Classification of Neuropathic Pain
Chapter:
Classification of Neuropathic Pain
Source:
Neuropathic Pain: A Case-Based Approach to Practical Management
Author(s):

Abdullah Kandil

, and Danielle Perret

DOI:
10.1093/med/9780190298357.003.0002

Neuropathic pain encompasses a category of chronic pain conditions that are caused by disease or lesion of the somatosensory nervous system. Depending on the location of the lesion or disease, neuropathic pain can be categorized as peripheral, central, or mixed.
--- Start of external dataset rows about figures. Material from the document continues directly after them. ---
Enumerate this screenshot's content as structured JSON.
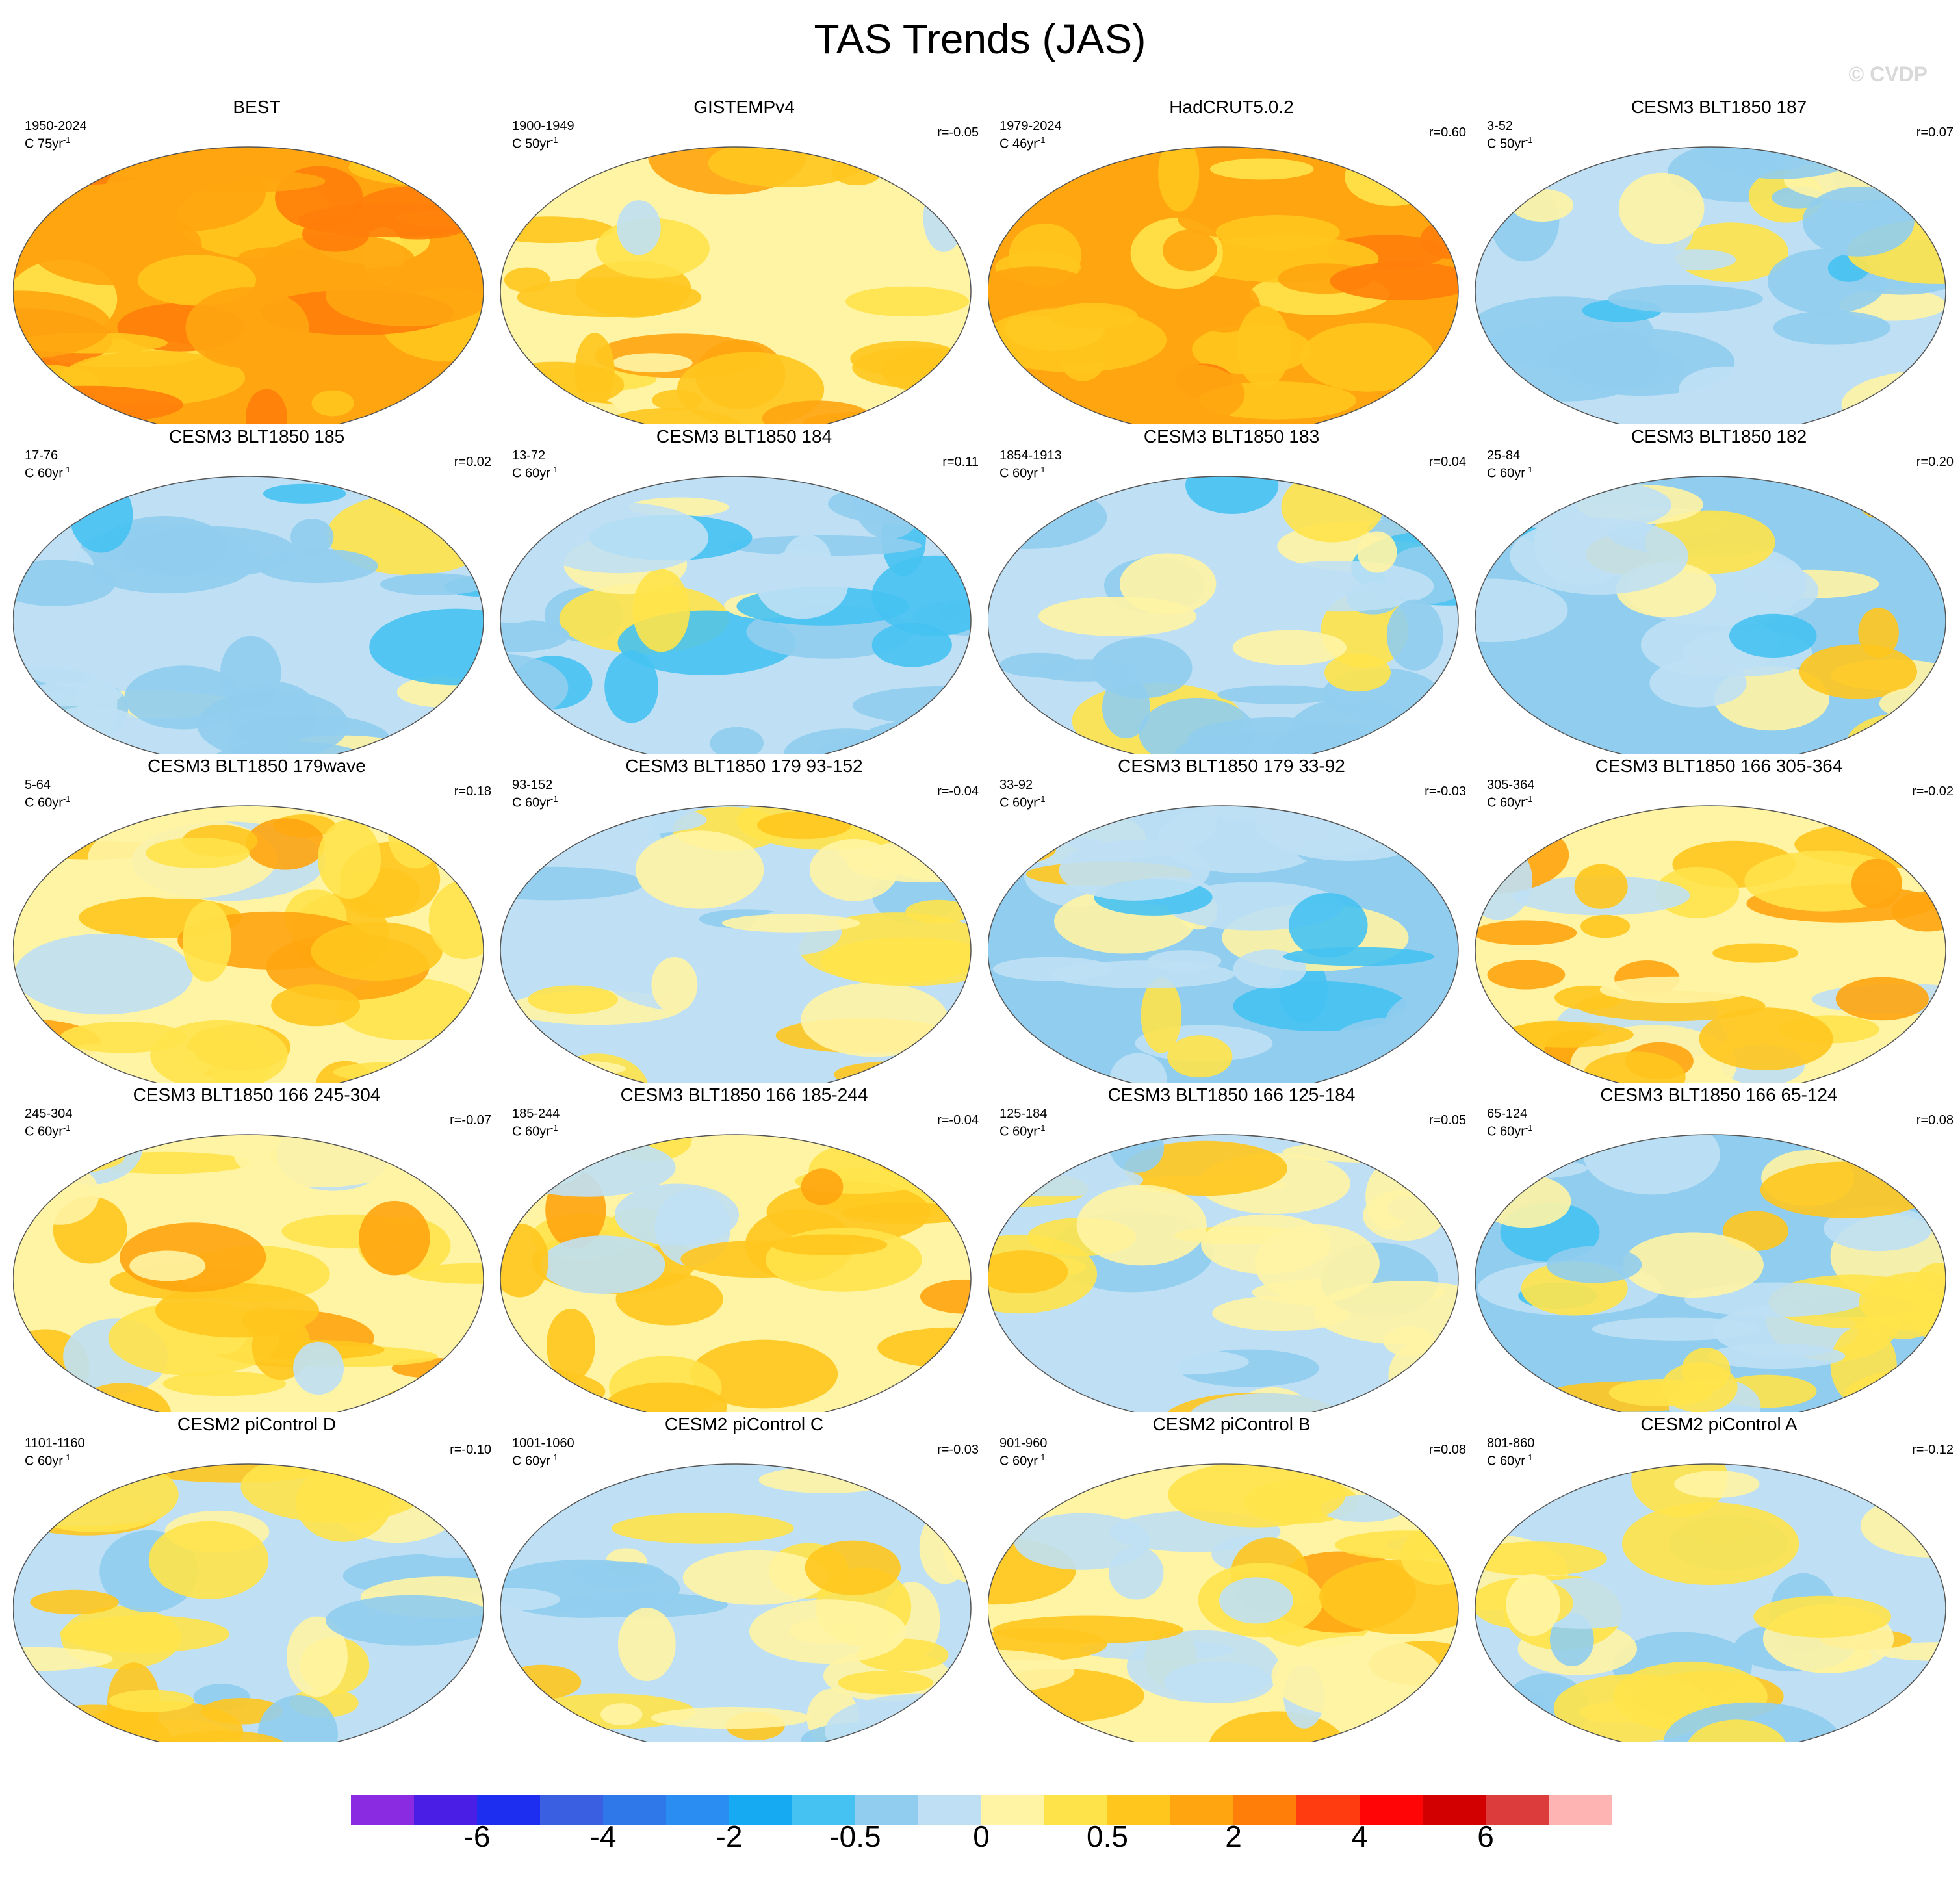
{
  "title": "TAS Trends (JAS)",
  "watermark": "© CVDP",
  "panels": [
    {
      "title": "BEST",
      "years": "1950-2024",
      "scale": "C 75yr",
      "r": "",
      "pattern": "warm",
      "seed": 3
    },
    {
      "title": "GISTEMPv4",
      "years": "1900-1949",
      "scale": "C 50yr",
      "r": "r=-0.05",
      "pattern": "mixed-warm",
      "seed": 7
    },
    {
      "title": "HadCRUT5.0.2",
      "years": "1979-2024",
      "scale": "C 46yr",
      "r": "r=0.60",
      "pattern": "warm",
      "seed": 11
    },
    {
      "title": "CESM3 BLT1850 187",
      "years": "3-52",
      "scale": "C 50yr",
      "r": "r=0.07",
      "pattern": "cool",
      "seed": 13
    },
    {
      "title": "CESM3 BLT1850 185",
      "years": "17-76",
      "scale": "C 60yr",
      "r": "r=0.02",
      "pattern": "cool",
      "seed": 17
    },
    {
      "title": "CESM3 BLT1850 184",
      "years": "13-72",
      "scale": "C 60yr",
      "r": "r=0.11",
      "pattern": "cool",
      "seed": 19
    },
    {
      "title": "CESM3 BLT1850 183",
      "years": "1854-1913",
      "scale": "C 60yr",
      "r": "r=0.04",
      "pattern": "cool",
      "seed": 23
    },
    {
      "title": "CESM3 BLT1850 182",
      "years": "25-84",
      "scale": "C 60yr",
      "r": "r=0.20",
      "pattern": "mixed-cool",
      "seed": 29
    },
    {
      "title": "CESM3 BLT1850 179wave",
      "years": "5-64",
      "scale": "C 60yr",
      "r": "r=0.18",
      "pattern": "mixed-warm",
      "seed": 31
    },
    {
      "title": "CESM3 BLT1850 179 93-152",
      "years": "93-152",
      "scale": "C 60yr",
      "r": "r=-0.04",
      "pattern": "mixed",
      "seed": 37
    },
    {
      "title": "CESM3 BLT1850 179 33-92",
      "years": "33-92",
      "scale": "C 60yr",
      "r": "r=-0.03",
      "pattern": "mixed-cool",
      "seed": 41
    },
    {
      "title": "CESM3 BLT1850 166 305-364",
      "years": "305-364",
      "scale": "C 60yr",
      "r": "r=-0.02",
      "pattern": "mixed-warm",
      "seed": 43
    },
    {
      "title": "CESM3 BLT1850 166 245-304",
      "years": "245-304",
      "scale": "C 60yr",
      "r": "r=-0.07",
      "pattern": "mixed-warm",
      "seed": 47
    },
    {
      "title": "CESM3 BLT1850 166 185-244",
      "years": "185-244",
      "scale": "C 60yr",
      "r": "r=-0.04",
      "pattern": "mixed-warm",
      "seed": 53
    },
    {
      "title": "CESM3 BLT1850 166 125-184",
      "years": "125-184",
      "scale": "C 60yr",
      "r": "r=0.05",
      "pattern": "mixed",
      "seed": 59
    },
    {
      "title": "CESM3 BLT1850 166 65-124",
      "years": "65-124",
      "scale": "C 60yr",
      "r": "r=0.08",
      "pattern": "mixed-cool",
      "seed": 61
    },
    {
      "title": "CESM2 piControl D",
      "years": "1101-1160",
      "scale": "C 60yr",
      "r": "r=-0.10",
      "pattern": "mixed",
      "seed": 67
    },
    {
      "title": "CESM2 piControl C",
      "years": "1001-1060",
      "scale": "C 60yr",
      "r": "r=-0.03",
      "pattern": "mixed",
      "seed": 71
    },
    {
      "title": "CESM2 piControl B",
      "years": "901-960",
      "scale": "C 60yr",
      "r": "r=0.08",
      "pattern": "mixed-warm",
      "seed": 73
    },
    {
      "title": "CESM2 piControl A",
      "years": "801-860",
      "scale": "C 60yr",
      "r": "r=-0.12",
      "pattern": "mixed",
      "seed": 79
    }
  ],
  "colorbar": {
    "colors": [
      "#8a2be2",
      "#4b1ee6",
      "#1e2ef0",
      "#3a5fe0",
      "#2f78ea",
      "#2a8df2",
      "#16aaf2",
      "#46c2f2",
      "#90cdee",
      "#bfe0f4",
      "#fff4a4",
      "#ffe34a",
      "#ffc61e",
      "#ffa50f",
      "#ff7e0a",
      "#ff3c0f",
      "#ff0505",
      "#d20000",
      "#dc3c3c",
      "#ffb4b4"
    ],
    "labels": [
      "-6",
      "-4",
      "-2",
      "-0.5",
      "0",
      "0.5",
      "2",
      "4",
      "6"
    ]
  }
}
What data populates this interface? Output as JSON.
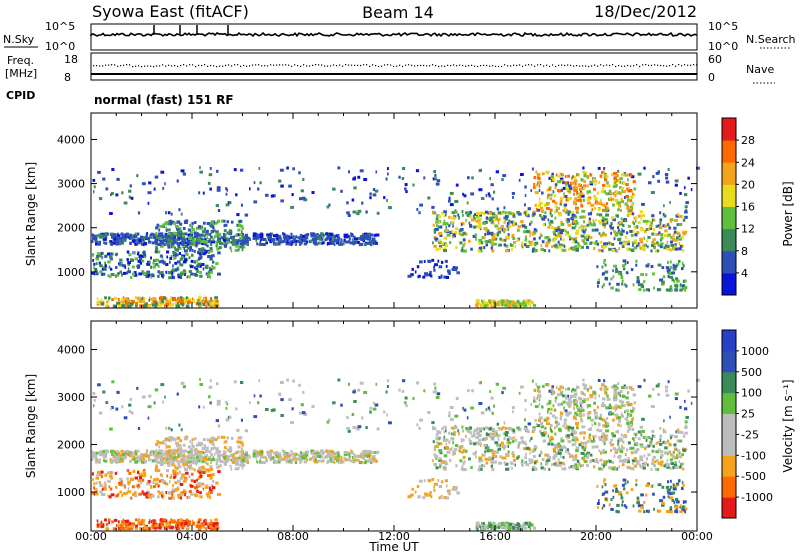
{
  "header": {
    "station": "Syowa East (fitACF)",
    "beam": "Beam 14",
    "date": "18/Dec/2012"
  },
  "panels": {
    "nsky": {
      "left_label": "N.Sky",
      "right_label": "N.Search",
      "left_ticks": [
        "10^5",
        "10^0"
      ],
      "right_ticks": [
        "10^5",
        "10^0"
      ]
    },
    "freq": {
      "left_label_line1": "Freq.",
      "left_label_line2": "[MHz]",
      "left_ticks": [
        "18",
        "8"
      ],
      "right_label": "Nave",
      "right_ticks": [
        "60",
        "0"
      ]
    },
    "cpid": {
      "label": "CPID",
      "text": "normal (fast) 151 RF"
    }
  },
  "colors": {
    "power_scale": [
      "#0a14d6",
      "#2e4fb8",
      "#3b8a5a",
      "#5fbf3c",
      "#e8dc1e",
      "#f5a21c",
      "#ff6a00",
      "#e51a1a"
    ],
    "velocity_scale": [
      "#e51a1a",
      "#ff6a00",
      "#f5a21c",
      "#bdbdbd",
      "#bdbdbd",
      "#5fbf3c",
      "#3b8a5a",
      "#2e4fb8",
      "#2a3fc8"
    ]
  },
  "chart_data": [
    {
      "type": "heatmap",
      "name": "power",
      "ylabel": "Slant Range [km]",
      "y_ticks": [
        1000,
        2000,
        3000,
        4000
      ],
      "ylim": [
        180,
        4600
      ],
      "x_ticks": [
        "00:00",
        "04:00",
        "08:00",
        "12:00",
        "16:00",
        "20:00",
        "00:00"
      ],
      "colorbar_label": "Power [dB]",
      "colorbar_ticks": [
        4,
        8,
        12,
        16,
        20,
        24,
        28
      ]
    },
    {
      "type": "heatmap",
      "name": "velocity",
      "ylabel": "Slant Range [km]",
      "y_ticks": [
        1000,
        2000,
        3000,
        4000
      ],
      "ylim": [
        180,
        4600
      ],
      "x_ticks": [
        "00:00",
        "04:00",
        "08:00",
        "12:00",
        "16:00",
        "20:00",
        "00:00"
      ],
      "xlabel": "Time UT",
      "colorbar_label": "Velocity [m s⁻¹]",
      "colorbar_ticks": [
        1000,
        500,
        100,
        25,
        -25,
        -100,
        -500,
        -1000
      ]
    }
  ]
}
Peripheral neuropathic pain includes such common pain conditions as painful diabetic neuropathy, postherpetic neuralgia, radiculopathies, post-amputation stump pain, various nerve entrapment syndromes, and neuropathies due to immune, hereditary, metabolic, and toxic factors. Central neuropathic pain is pain caused by stroke, spinal cord injury, spinal infarction, syringomyelia, multiple sclerosis, Parkinson disease, and phantom limb pain. In contrast, some conditions may cause pain through both central and peripheral mechanisms, such spinal stenosis, complex regional pain syndrome type II, Charcot-Marie-Tooth disease, fibromyalgia, and cancer pain. Classification of neuropathic may not only help guide the diagnosis and treatment of these chronic pain conditions but may also provide the framework for research of the mechanisms of generation of neuropathic pain.